UPDATE: Threat Response: Vulnerability in Microsoft Windows

07-07-2021

A SAFE DIGITAL JOURNEY

Last Wednesday, June 30, we informed about vulnerabilities in the Print Spooler Service on Microsoft Windows. The vulnerability has now been given a new CVE and patches are available for a limited set of systems.

For the original Threat Response, click here

Description

On June 8 2021, Microsoft released a patch [1] for a vulnerability in the Print Spooler service on Windows. In the threat response of June 30th, we informed you that this patch did not work because a vulnerability still existed in the Print Spooler service. This turned out to be a different vulnerability than the patch was intended for. For this new vulnerability, Microsoft has assigned a new CVE number (CVE-2021-34527) and made an update available for a limited number of Windows versions, including Windows 7[2]. Warning! Updates are not yet available for Windows 10 version 1607, Windows Server 2012, and Windows Server 2016.

What should you do?

Microsoft has addressed the vulnerability in security updates released on July 6 [2]. Northwave strongly recommends installing these as soon as possible. For systems for which no update is available yet, the advice remains to disable the Print Spooler service or disable inbound remote printing via Group Policies until a patch is available. For more details see the Workarounds section on the Microsoft page for CVE-2021-34527 [2].

What will Northwave do?

For Northwave SOC customers using Endpoint Monitoring based on ESET or Defender, Northwave is able to detect exploitation attempts.
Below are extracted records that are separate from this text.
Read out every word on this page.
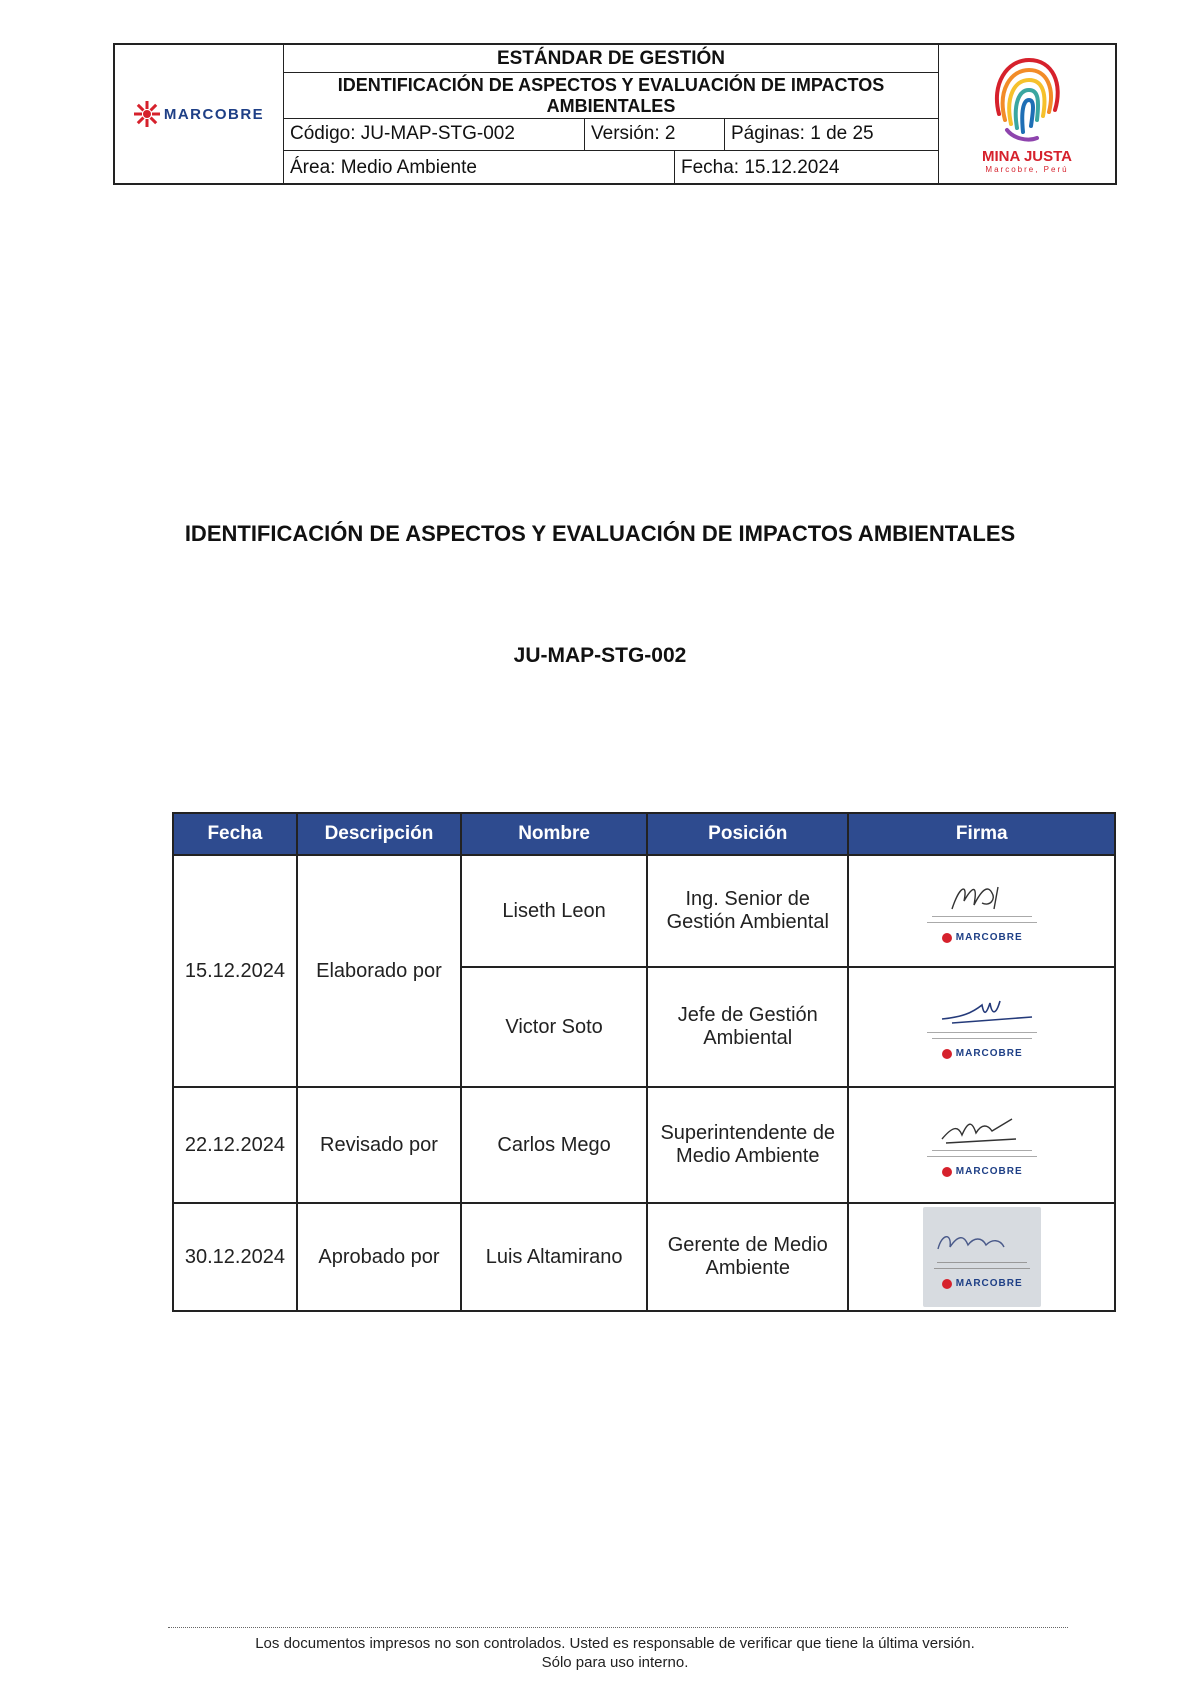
MARCOBRE
ESTÁNDAR DE GESTIÓN
IDENTIFICACIÓN DE ASPECTOS Y EVALUACIÓN DE IMPACTOS AMBIENTALES
Código: JU-MAP-STG-002	Versión: 2	Páginas: 1 de 25
Área: Medio Ambiente	Fecha: 15.12.2024
MINA JUSTA
Marcobre, Perú
IDENTIFICACIÓN DE ASPECTOS Y EVALUACIÓN DE IMPACTOS AMBIENTALES
JU-MAP-STG-002
Fecha	Descripción	Nombre	Posición	Firma
15.12.2024	Elaborado por	Liseth Leon	Ing. Senior de Gestión Ambiental	MARCOBRE

		Victor Soto	Jefe de Gestión Ambiental	MARCOBRE

22.12.2024	Revisado por	Carlos Mego	Superintendente de Medio Ambiente	MARCOBRE

30.12.2024	Aprobado por	Luis Altamirano	Gerente de Medio Ambiente	MARCOBRE
Los documentos impresos no son controlados. Usted es responsable de verificar que tiene la última versión.
Sólo para uso interno.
Northwave will monitor any developments regarding this vulnerability. If new critical information about this threat arises we will reach out to you. If you need additional information you can call us by phone or send us an email.

E-mail: [email protected]
Do you have an incident right now? Call our CERT number: +31 (0)85 043 7909 or 0800-1744 (alleen vanuit Nederland)

Disclaimer applies, see below.

Sources

[1]: https://msrc.microsoft.com/update-guide/vulnerability/CVE-2021-1675

[2]: https://msrc.microsoft.com/update-guide/vulnerability/CVE-2021-34527

 

Disclaimer
Northwave has made every effort to make this information accurate and reliable. However, the information provided is without warranty of any kind and its use is at the sole risk of the user. Northwave does not accept any responsibility or liability for the accuracy, content, completeness, legality or reliability of the information provided. We shall not be liable for any loss or damage of whatever nature, direct or indirect, consequential or other, whether arising in contract, tort or otherwise, which may arise as a result of your use of, or inability to use, this information or any additional information provided by us in direct or indirect relation to the information provided here.